How often do people use XMPP with talking with regular people who don’t know what XMPP even is?
How does XMPP compare to Matrix from a regular end user perspective?
I have Dino installed on my PC, I like it. I wanted to install a XMPP client with OMEMO support and it was a toss-up between Dino and Gajim. Dino won out in the end, because it had fewer dependencies. One thing it doesn’t do well (yet?) is chat history. If you’re chatting on another app, like Conversations, and Dino isn’t open at the time, you won’t see the chat history when you open Dino up again.
As for the other questions: I guess never. All of my chat buddies are techies and know what XMPP is. No idea what an average user would think.
I would say that depends on what client you’re using, rather than the chat protocol itself. You have intuitive and less-than-intuitive apps for both protocols.
One thing it doesn’t do well (yet?) is chat history. If you’re chatting on another app, like Conversations, and Dino isn’t open at the time, you won’t see the chat history when you open Dino up again.
I’ve been using dino and conversations for the past couple of years, with the conversations.im server, and it seems fine with syncing recent history, even if I haven’t had my PC on for a week. Using OMEMO.
Huh. I guess I screwed something up on my end then. I had just assumed that this is something they’ve yet to implement. I’ll take another look when I get home. Thanks for the heads up.
It could also be due to the settings of the server you use.
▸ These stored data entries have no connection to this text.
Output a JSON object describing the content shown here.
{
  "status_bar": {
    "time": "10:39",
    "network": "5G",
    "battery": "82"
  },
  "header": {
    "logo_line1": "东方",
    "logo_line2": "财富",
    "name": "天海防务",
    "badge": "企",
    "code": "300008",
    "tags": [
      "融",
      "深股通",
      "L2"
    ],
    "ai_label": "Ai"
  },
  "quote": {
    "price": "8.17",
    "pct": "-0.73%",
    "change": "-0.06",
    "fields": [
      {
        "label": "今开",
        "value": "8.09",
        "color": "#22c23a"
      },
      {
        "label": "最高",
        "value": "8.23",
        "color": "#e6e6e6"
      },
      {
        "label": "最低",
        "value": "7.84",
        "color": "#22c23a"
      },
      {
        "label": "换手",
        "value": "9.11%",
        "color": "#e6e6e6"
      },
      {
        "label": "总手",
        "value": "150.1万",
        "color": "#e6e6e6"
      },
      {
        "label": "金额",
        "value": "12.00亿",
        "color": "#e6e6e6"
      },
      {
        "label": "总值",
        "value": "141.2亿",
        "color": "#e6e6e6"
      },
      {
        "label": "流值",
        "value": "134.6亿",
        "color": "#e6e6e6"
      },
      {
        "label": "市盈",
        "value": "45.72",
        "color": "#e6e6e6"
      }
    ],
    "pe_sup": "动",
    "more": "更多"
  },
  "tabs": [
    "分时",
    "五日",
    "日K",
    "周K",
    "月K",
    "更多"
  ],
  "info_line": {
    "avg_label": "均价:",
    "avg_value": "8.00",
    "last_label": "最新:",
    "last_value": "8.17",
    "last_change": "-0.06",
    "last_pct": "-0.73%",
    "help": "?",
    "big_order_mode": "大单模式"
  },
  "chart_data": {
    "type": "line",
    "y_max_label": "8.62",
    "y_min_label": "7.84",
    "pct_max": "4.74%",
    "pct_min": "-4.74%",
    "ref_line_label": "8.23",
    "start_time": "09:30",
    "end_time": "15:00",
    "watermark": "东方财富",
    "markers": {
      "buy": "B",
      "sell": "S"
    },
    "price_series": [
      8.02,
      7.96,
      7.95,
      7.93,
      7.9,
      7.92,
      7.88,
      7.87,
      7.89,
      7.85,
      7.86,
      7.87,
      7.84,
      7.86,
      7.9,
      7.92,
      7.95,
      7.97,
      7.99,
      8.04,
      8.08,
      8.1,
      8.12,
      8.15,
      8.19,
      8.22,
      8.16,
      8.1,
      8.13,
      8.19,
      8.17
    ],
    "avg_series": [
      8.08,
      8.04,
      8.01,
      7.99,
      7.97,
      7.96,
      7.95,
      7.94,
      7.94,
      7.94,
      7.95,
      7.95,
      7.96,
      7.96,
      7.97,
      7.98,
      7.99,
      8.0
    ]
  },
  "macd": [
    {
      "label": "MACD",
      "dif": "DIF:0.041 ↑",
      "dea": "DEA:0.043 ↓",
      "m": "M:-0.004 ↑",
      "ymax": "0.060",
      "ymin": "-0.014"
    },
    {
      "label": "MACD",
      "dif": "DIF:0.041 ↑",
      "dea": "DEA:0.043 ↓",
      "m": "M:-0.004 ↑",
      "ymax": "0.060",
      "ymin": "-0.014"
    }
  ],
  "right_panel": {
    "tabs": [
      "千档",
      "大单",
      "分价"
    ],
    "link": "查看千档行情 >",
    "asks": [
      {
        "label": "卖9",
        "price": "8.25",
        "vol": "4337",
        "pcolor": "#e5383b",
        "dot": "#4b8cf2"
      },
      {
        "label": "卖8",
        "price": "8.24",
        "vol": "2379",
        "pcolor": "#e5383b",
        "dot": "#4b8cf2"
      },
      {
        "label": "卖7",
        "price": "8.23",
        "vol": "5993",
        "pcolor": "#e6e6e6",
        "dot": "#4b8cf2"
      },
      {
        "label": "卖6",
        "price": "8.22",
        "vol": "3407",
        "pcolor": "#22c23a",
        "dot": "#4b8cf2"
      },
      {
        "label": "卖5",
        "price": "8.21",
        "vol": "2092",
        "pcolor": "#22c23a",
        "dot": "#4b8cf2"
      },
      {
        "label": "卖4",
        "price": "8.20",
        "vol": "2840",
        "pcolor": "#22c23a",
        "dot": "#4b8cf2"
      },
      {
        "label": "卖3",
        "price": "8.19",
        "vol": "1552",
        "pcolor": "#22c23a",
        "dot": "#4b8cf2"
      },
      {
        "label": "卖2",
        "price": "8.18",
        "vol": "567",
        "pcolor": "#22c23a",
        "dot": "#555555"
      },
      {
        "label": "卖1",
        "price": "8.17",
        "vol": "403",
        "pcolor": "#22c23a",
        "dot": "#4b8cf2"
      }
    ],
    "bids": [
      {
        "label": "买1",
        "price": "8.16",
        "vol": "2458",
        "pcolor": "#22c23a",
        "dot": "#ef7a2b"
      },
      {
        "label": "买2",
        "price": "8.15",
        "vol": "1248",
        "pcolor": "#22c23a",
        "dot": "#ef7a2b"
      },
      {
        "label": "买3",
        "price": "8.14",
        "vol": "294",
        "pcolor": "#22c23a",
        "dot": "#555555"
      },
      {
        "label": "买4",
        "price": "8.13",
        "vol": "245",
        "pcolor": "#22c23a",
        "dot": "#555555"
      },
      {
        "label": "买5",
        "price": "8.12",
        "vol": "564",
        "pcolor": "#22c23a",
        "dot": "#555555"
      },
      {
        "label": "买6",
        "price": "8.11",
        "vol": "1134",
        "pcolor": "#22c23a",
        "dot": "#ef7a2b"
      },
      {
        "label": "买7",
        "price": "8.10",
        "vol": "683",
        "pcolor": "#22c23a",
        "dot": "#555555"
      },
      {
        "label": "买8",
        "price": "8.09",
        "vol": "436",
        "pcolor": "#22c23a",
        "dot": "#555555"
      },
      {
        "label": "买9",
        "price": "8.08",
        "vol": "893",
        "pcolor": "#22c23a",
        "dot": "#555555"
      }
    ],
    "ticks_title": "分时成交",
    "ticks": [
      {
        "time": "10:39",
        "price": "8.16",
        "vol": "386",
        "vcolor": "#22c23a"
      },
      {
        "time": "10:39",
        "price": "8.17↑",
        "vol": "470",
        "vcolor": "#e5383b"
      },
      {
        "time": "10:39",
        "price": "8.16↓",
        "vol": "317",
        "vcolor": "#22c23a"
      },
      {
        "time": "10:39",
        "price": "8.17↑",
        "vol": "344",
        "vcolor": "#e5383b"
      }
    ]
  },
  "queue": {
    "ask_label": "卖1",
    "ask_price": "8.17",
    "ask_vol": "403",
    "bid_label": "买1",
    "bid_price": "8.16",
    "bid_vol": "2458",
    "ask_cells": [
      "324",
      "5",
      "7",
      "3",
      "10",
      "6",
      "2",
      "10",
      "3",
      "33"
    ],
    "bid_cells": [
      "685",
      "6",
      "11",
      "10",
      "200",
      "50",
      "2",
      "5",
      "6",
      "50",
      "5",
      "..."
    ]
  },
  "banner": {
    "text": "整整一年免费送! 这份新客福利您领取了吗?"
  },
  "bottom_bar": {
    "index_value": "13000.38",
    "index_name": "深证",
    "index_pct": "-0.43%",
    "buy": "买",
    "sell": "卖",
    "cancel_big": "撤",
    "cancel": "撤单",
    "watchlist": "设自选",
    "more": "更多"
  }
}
Dino is the only xmpp desktop client that doesnt look like its from 2005. Its simple to use, has a clean user interface and every feature you need to chat. The only other viable one is profanity, but thats tui. Hope that the big next update on gajim makes that one usable again.
I use xmpp on a daily basis. And also with “regular” people. There is quicksy.im , which lets people register with their phone number and then they have “<phonenumber>@quicksy.im” as their jabber id. That makes it very accessible to people that want a more “whats app” like experience when it comes to setup.
Matrix and XMPP are fundamentaly different. XMPP is at its core a messaging protocol, where the server primarly functions as the relay(Archiving on server side exists and is widely used though). Matrix is more like a cloud storage for your message, your clients sync with. I currently run both, a matrix and an xmpp server and the resource usage is completely different. You can easily host an xmpp server for 100 people with some bigger rooms on a super small vps, on matrix you can host at max 10 people and preferably no rooms on a vps the same size. So resource usage is very heavy on the matrix side. One thing that matrix has though is a shiny, feature rich webtech based client, which many people prefer and i get that. Yet they have millions in vc funding to develop such a client, which xmpp doesn’t have.
I have been unsuccessful in getting any of my friends to try XMPP. Nobody wants to leave Discord :(
I really like how Dino looks though! Even though I don’t use it (yet), I have it installed on both Linux Mint and OpenBSD.